Measles seroprevalence after reactive vaccination campaigns during the 2015 measles outbreak in four health zones of the former Katanga Province, Democratic Republic of Congo

Affiliations

Measles seroprevalence after reactive vaccination campaigns during the 2015 measles outbreak in four health zones of the former Katanga Province, Democratic Republic of Congo

Patrick Keating et al. BMC Public Health. .

Abstract

Background: Measles continues to circulate in the Democratic Republic of Congo, and the country suffered from several important outbreaks over the last 5 years. Despite a large outbreak starting in the former province of Katanga in 2010 and the resulting immunization activities, another outbreak occurred in 2015 in this same region. We conducted measles seroprevalence surveys in four health zones (HZ) in the former Katanga Province in order to assess the immunity against measles in children 6 months to 14 years after the 2015 outbreak.

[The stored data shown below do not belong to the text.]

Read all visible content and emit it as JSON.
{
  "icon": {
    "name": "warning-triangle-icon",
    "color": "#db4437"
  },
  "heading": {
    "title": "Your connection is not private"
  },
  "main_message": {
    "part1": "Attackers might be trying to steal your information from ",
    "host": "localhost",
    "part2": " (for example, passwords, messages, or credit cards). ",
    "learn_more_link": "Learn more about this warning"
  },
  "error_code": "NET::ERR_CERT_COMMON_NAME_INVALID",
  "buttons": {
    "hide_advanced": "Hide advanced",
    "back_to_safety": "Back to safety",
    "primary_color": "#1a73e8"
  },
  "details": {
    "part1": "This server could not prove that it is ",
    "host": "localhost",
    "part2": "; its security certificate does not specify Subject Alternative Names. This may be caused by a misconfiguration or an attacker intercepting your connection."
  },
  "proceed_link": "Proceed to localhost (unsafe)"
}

Methods: We conducted multi-stage cluster surveys stratified by age group in four HZs, Kayamba, Malemba-Nkulu, Fungurume, and Manono. The age groups were 6-11 months, 12-59 months, and 5-14 years in Kayamba and Malemba-Nkulu, 6-59 months and 5-14 years in Manono and Fungurume. The serological status was measured on dried capillary blood spots collected systematically along with vaccination status (including routine Extended Program of Immunization (EPI), and supplementary immunization activities (SIAs)) and previous self-reported history of suspected measles.

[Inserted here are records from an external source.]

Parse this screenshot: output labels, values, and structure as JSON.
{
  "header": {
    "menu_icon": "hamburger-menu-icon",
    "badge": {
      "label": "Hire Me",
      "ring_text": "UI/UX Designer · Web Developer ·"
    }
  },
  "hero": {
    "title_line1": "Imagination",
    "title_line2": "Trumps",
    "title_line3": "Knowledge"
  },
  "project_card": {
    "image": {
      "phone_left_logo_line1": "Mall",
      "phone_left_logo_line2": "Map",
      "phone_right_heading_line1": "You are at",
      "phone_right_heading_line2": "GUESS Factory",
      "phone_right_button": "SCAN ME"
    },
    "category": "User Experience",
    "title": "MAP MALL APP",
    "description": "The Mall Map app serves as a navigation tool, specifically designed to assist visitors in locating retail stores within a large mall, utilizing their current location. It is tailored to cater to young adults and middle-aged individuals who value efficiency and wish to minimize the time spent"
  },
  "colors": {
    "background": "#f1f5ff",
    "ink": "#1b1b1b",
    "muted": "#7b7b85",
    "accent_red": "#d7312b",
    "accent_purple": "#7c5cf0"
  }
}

Results: Overall seroprevalence against measles was 82.7% in Kayamba, 97.6% in Malemba-Nkulu, 83.2% in Manono, and 74.4% in Fungurume, and it increased with age in all HZs. It was 70.7 and 93.8% in children 12-59 months in Kayamba and Malemba-Nkulu, and 49.8 and 64.7% in children 6-59 months in Fungurume and Manono. The EPI coverage was low but varied across HZ. The accumulation of any type of vaccination against measles resulted in an overall vaccine coverage (VC) of at least 85% in children 12-59 months in Kayamba and Malemba-Nkulu, 86.1 and 74.8% in children 6-59 months in Fungurume and Manono. Previous measles infection in 2015-early 2016 was more frequently reported in children aged 12-59 months or 6-59 months (depending on the HZ).

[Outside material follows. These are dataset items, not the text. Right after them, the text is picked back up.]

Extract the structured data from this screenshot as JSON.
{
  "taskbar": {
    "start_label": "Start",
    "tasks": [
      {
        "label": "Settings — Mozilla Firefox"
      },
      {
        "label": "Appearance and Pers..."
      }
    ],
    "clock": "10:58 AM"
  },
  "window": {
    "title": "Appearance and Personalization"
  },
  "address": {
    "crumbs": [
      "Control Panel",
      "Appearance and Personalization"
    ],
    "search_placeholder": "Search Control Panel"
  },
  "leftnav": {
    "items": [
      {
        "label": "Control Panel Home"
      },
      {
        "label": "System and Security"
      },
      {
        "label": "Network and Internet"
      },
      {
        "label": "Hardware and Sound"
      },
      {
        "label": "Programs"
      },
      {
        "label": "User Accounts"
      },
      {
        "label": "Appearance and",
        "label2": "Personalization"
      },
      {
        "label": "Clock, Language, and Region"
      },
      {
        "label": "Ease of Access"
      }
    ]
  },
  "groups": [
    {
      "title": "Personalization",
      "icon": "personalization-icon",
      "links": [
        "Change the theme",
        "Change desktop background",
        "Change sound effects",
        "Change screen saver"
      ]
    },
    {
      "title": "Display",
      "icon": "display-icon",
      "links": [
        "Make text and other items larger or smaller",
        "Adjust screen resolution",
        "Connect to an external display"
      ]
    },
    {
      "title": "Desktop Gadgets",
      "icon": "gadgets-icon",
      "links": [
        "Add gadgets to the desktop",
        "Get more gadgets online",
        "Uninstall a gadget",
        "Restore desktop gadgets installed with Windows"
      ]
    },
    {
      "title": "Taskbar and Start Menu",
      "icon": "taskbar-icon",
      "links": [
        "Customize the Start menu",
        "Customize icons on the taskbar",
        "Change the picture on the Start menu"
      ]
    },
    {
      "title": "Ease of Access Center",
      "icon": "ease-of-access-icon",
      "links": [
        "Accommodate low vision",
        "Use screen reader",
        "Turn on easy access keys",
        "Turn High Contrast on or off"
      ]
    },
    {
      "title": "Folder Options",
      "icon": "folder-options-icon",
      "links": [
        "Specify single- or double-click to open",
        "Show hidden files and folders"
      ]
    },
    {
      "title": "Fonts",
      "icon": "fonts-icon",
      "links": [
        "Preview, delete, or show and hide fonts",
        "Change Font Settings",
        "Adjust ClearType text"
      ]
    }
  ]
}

Conclusion: The measured seroprevalence was consistent with the events that occurred in these HZs over the past few years. Measles seroprevalence might prove a valuable source of information to help adjust the timing of future SIAs and prioritizing support to the EPI in this region as long as the VC does not reach a level high enough to efficiently prevent epidemic flare-ups.

Keywords: Democratic Republic of Congo; Immunity; Measles; Seroprevalence; Vaccination.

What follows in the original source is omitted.